Gerçek vaka irdelemesi:
İkiz Kuleler’i o zamanlar günde 100-150 bin kişi ziyaret edermiş. Ölen kişi sayısı ise, 3.500 idi. Çünkü sabah mesaisi ancak başlıyordu ve günde 10-30 turnike sözkonusuydu. Bu, eksi puan. Merkezi yönetimin hıyarlıkları (102 Dakika, Goa Yayınları) ölü sayısını arttırdı, çünkü ikinci vurulan binayı terk edenleri yukarıya geri gönderdiler, bu artı puan, yani ölü sayısı için. Binalardan çıkabilenlerden epeyisi, uzaklaşmadıkları için, yıkılanların altında kalarak öldü, bu da artı puan, beynini kullanmak için ise eksi puan. İtfaiyecilerin önemli bir bölümü, hedefsiz ve sonuçsuz (kurtarmasız) kamikaze olarak öldü. Bir büronun müdürü ise, çalışanlarının önüne kendi düşerek, ters yöndeki emirlere karşın, hepsini dışarı sağ salim çıkardı ve uzaklaştırdı, yani o örneklemede (diyelim birkaç yüz kişide) 0 ölü var, 0 ölü: Ciddi oyun ve kriz yönetimi bu oluyor, gerisi laf-ü güzaf.
Çıkış:
Biliyorsunuz yazılım şirketleri, kendi virüs programlarını satabilmek için, sıradan insanların bilgisayarlarını bizzat kendileri vurur.
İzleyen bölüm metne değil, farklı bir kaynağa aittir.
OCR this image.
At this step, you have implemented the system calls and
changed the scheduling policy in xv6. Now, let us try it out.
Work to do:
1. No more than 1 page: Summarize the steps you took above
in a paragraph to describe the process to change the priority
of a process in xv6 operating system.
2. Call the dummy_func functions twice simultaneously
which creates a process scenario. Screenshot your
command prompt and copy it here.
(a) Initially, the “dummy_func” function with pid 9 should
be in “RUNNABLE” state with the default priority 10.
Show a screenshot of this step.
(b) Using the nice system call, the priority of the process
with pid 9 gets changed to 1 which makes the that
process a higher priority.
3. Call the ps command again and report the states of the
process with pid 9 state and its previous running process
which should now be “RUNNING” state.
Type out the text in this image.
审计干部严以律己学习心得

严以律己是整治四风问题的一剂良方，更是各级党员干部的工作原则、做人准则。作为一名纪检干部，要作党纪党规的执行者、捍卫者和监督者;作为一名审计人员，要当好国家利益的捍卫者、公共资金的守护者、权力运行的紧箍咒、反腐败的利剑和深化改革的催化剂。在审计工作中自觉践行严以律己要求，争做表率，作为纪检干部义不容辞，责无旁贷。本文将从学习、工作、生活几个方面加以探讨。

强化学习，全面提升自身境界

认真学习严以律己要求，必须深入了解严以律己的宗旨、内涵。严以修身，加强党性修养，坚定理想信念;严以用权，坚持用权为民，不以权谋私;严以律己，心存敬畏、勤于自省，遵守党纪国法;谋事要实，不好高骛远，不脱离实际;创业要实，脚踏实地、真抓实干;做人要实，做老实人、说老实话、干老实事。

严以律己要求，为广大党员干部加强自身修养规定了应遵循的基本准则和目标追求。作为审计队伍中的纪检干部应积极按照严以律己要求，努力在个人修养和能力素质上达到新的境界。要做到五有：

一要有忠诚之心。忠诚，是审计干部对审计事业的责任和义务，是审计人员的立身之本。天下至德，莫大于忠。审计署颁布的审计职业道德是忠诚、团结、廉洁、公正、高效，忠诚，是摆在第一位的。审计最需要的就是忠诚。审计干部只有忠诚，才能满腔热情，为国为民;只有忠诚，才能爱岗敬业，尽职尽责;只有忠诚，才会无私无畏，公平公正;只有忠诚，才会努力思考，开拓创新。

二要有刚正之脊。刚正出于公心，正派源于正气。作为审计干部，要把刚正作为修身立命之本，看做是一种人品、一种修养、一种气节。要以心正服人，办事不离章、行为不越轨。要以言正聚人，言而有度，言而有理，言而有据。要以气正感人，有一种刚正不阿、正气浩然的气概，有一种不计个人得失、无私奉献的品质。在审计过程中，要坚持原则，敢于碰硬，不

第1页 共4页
Ben bunu yapacak değilim. Ben yalnızca tez ve antitez tasarımcısıyım. Benim için, Makyavelli de aynıdır, Neçayef de... Gerilla terörü de aynıdır, devlet terörü de.
Ben Dr. House gibiyim:
Çözümü gösteririm ama hastayı kurtarmak benim derdim değildir pek.
Ek bilgi:
Koç zeplini bundan 16 yıl önce kaybolduğunda, bir tek o vardı. Şu an için ise, başbakanlık, ordu ve şirketler olmak üzere, epeyi yerde zeplin var imiş. Bozdur bozdur harca yani.